Q1 Channel Development Segment Results ----------------------------------- Quarter Ended ($ in millions) Dec 31, 2023 Jan 1, 2023 Change (%) ----------------------------------- Revenues $448.0 $478.2 (6)% Operating Income $209.7 $226.3 (7)% Operating Margin 46.8% 47.3% (50) bps ----------------------------------- ------------ ----------- ----------
Net revenues for the Channel Development segment declined 6% over Q1 FY23 to $448.0 million in Q1 FY24, primarily due to a decline in revenue in the Global Coffee Alliance following the sale of Seattle’s Best Coffee brand in Q2 FY23 and a decrease in global ready-to-drink revenue.
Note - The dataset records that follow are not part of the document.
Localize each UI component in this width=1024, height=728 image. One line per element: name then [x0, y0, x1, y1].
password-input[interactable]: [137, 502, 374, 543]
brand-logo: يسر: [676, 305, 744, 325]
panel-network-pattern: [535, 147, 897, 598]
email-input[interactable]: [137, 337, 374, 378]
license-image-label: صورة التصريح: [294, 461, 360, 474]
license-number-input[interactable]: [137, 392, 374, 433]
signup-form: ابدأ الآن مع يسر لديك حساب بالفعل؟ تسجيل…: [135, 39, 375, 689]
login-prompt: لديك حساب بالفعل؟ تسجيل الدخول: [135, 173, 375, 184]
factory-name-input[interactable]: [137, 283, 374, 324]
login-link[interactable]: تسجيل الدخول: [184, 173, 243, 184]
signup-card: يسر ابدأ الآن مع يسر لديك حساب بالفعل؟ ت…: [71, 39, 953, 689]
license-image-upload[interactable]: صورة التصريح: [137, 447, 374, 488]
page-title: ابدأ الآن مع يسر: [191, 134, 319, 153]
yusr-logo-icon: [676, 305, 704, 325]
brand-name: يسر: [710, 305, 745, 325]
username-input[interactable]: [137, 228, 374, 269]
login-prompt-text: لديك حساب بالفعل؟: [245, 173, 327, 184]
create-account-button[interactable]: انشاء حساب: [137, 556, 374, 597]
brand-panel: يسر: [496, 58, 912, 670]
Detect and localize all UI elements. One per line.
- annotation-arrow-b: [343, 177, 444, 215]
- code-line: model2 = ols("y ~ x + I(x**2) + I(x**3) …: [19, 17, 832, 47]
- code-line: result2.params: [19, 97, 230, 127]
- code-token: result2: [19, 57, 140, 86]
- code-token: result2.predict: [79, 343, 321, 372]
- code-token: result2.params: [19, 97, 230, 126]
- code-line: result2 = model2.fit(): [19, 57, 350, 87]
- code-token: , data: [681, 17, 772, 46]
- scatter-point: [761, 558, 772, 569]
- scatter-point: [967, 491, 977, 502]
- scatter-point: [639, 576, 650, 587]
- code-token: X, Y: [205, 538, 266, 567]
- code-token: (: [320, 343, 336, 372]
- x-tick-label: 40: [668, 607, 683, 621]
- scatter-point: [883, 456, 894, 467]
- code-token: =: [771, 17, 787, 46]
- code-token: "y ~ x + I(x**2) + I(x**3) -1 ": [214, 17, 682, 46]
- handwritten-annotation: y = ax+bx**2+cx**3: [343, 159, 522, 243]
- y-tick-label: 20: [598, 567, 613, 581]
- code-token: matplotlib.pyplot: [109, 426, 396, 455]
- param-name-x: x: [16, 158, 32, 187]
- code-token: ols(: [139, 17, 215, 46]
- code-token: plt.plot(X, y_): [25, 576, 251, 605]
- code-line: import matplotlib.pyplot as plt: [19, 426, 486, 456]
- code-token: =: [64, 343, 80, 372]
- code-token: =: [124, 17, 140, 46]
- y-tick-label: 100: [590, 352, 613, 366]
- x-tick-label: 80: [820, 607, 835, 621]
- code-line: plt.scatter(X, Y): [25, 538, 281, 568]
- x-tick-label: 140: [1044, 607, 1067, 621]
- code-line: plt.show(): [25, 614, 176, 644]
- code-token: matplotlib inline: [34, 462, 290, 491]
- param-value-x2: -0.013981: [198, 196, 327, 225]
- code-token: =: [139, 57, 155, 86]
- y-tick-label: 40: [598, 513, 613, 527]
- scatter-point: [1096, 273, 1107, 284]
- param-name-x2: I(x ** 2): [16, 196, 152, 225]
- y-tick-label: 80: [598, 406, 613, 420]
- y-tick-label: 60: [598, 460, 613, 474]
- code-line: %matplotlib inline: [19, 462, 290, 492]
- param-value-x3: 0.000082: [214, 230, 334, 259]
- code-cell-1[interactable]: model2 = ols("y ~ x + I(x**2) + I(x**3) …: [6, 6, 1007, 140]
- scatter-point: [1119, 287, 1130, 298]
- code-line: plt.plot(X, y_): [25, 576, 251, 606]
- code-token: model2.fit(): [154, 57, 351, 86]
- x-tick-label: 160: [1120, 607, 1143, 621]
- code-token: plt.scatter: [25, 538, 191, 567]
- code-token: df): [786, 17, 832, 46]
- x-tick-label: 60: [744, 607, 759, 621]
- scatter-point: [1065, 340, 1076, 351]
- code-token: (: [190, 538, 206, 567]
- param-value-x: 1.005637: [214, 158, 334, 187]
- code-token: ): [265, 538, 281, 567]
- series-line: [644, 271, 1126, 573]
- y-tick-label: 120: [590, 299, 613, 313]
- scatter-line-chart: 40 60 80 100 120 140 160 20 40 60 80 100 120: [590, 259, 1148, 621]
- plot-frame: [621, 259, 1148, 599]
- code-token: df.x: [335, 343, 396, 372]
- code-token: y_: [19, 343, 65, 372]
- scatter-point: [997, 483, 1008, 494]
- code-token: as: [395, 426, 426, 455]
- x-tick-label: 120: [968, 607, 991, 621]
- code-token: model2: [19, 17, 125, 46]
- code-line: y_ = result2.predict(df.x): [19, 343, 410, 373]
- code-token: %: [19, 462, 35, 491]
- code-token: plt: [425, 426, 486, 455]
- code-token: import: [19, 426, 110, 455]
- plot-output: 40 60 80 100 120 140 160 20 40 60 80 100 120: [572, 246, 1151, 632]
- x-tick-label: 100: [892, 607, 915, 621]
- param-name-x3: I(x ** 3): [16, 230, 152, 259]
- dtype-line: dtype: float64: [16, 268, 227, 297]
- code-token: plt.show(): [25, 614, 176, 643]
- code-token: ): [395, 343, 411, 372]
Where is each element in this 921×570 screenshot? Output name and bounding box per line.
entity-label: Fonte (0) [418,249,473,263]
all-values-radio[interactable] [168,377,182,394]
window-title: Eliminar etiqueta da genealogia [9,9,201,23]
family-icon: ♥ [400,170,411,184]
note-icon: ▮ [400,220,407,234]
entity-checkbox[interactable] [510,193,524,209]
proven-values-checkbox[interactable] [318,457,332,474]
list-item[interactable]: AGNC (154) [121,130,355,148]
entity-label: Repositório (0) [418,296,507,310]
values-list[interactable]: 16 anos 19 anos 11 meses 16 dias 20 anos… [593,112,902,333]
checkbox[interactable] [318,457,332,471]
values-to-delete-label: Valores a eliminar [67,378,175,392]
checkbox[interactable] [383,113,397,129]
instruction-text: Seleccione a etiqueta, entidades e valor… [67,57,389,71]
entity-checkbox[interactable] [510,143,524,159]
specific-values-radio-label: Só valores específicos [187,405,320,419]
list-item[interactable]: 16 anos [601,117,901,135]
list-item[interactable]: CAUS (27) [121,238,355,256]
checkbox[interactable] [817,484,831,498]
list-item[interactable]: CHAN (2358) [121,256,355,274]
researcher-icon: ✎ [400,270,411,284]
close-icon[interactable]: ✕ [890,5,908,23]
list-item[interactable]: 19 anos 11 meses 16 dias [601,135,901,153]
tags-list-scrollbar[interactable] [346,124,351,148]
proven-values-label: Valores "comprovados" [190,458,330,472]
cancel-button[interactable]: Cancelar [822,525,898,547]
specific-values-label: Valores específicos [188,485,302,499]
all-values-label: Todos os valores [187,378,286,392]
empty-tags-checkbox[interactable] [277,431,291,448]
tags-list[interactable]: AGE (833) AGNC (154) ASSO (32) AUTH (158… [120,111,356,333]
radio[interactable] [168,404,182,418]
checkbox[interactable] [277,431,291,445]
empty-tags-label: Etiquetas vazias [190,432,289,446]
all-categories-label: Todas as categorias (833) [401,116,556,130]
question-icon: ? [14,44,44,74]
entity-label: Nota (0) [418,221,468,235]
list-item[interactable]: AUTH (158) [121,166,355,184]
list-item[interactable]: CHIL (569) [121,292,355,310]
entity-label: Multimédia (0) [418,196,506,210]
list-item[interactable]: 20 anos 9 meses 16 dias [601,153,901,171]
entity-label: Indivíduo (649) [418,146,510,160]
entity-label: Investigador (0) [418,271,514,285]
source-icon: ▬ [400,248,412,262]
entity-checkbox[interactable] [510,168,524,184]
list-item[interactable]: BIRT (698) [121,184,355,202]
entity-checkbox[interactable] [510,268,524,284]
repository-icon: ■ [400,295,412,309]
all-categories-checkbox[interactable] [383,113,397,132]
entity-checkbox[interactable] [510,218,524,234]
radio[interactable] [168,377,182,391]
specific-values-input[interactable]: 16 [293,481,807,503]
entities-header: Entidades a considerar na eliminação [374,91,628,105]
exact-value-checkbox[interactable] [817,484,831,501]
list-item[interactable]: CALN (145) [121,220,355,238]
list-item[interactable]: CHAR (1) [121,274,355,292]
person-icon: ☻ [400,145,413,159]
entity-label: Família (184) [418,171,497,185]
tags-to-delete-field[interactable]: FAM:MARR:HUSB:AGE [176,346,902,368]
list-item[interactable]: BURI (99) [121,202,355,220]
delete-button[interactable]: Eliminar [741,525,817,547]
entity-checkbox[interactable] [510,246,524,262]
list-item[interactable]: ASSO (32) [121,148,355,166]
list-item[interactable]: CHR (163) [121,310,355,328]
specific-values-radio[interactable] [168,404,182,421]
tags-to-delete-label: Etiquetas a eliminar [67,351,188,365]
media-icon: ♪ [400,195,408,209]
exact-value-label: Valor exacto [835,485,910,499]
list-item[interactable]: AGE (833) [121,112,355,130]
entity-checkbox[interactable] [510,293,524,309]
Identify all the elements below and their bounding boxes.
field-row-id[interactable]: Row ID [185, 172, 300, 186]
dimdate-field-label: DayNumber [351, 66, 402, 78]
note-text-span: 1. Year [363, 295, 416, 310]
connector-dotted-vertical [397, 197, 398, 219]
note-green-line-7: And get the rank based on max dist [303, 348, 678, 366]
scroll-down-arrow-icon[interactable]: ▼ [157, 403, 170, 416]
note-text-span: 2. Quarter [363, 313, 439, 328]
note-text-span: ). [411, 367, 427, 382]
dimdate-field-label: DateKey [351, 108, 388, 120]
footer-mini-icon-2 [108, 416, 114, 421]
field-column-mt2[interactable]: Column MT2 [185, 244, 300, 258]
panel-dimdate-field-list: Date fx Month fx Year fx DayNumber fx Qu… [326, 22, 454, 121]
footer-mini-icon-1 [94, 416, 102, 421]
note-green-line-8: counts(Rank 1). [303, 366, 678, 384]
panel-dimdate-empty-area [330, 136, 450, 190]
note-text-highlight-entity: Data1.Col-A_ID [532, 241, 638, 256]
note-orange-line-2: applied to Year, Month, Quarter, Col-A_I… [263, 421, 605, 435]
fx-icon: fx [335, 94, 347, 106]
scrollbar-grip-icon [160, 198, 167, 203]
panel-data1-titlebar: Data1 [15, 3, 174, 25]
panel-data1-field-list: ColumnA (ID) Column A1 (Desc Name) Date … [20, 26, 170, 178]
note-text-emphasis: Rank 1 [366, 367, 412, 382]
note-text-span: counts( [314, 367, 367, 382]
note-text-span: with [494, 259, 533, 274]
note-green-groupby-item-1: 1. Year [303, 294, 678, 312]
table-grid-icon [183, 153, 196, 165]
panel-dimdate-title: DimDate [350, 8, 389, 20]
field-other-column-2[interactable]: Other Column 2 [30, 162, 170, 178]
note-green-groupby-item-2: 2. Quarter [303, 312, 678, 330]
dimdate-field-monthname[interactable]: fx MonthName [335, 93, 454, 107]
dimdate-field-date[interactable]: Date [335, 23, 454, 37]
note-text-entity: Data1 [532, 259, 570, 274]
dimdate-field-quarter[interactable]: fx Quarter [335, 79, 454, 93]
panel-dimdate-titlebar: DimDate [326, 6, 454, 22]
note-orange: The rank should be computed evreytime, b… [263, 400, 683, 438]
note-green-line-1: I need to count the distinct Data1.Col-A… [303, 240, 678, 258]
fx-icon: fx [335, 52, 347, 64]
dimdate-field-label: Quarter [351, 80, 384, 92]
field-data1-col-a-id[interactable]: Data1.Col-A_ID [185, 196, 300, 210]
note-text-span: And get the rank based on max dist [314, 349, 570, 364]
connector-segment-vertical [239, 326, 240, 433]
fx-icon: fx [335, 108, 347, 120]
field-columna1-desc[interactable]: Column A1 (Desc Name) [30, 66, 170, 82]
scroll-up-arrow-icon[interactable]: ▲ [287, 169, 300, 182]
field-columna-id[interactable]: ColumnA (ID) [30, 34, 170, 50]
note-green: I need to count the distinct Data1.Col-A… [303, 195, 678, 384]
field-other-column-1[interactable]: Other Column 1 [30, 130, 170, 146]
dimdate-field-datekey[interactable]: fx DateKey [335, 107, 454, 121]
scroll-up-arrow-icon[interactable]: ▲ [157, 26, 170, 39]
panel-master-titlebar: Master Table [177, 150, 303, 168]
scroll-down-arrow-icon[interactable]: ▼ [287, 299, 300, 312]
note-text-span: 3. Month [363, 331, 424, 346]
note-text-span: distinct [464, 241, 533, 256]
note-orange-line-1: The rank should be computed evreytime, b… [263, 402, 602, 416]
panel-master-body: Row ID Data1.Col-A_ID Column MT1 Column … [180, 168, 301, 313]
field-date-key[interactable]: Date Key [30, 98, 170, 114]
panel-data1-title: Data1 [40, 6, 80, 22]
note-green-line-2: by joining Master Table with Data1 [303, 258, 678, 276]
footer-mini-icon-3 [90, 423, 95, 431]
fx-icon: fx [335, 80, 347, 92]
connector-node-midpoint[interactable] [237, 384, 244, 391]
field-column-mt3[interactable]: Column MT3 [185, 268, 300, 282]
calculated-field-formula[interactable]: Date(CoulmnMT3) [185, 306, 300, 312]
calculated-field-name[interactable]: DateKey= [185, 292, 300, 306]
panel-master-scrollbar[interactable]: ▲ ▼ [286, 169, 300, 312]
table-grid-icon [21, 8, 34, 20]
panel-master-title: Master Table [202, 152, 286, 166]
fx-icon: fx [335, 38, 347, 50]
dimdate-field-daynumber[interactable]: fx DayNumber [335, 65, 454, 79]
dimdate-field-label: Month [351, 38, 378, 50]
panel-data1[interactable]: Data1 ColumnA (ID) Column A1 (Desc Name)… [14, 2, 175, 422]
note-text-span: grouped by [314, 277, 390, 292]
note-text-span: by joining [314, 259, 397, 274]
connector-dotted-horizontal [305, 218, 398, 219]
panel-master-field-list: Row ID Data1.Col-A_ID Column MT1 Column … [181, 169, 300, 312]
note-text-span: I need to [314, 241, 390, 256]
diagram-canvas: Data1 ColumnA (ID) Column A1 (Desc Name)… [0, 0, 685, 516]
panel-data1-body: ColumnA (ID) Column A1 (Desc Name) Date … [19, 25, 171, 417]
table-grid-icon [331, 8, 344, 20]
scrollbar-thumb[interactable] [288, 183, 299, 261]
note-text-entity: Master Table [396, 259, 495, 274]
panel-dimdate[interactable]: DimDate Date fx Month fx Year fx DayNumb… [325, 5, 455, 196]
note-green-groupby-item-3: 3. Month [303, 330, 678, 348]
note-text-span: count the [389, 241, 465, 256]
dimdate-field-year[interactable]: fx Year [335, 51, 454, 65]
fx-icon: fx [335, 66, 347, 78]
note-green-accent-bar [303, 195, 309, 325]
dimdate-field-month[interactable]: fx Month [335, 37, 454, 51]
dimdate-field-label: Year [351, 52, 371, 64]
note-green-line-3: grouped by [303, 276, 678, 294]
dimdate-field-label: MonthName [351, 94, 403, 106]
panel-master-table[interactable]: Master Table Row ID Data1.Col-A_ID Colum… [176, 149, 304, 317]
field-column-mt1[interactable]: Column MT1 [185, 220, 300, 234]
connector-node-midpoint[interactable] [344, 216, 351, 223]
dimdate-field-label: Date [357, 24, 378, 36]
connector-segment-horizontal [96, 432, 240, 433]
Operating income decreased to $209.7 million in Q1 FY24 compared to $226.3 million in Q1 FY23. Operating margin of 46.8% contracted from 47.3% in the prior year, primarily driven by product costs related to the Global Coffee Alliance, partially offset by business mix shift.
Fiscal 2024 Financial Targets
The company will discuss fiscal year 2024 financial targets during its Q1 FY24 earnings conference call starting today at 2:00 p.m. Pacific Time. These items can be accessed on the company’s Investor Relations website during and after the call. The company uses its website as a tool to disclose important information about the company and comply with its disclosure obligations under Regulation Fair Disclosure.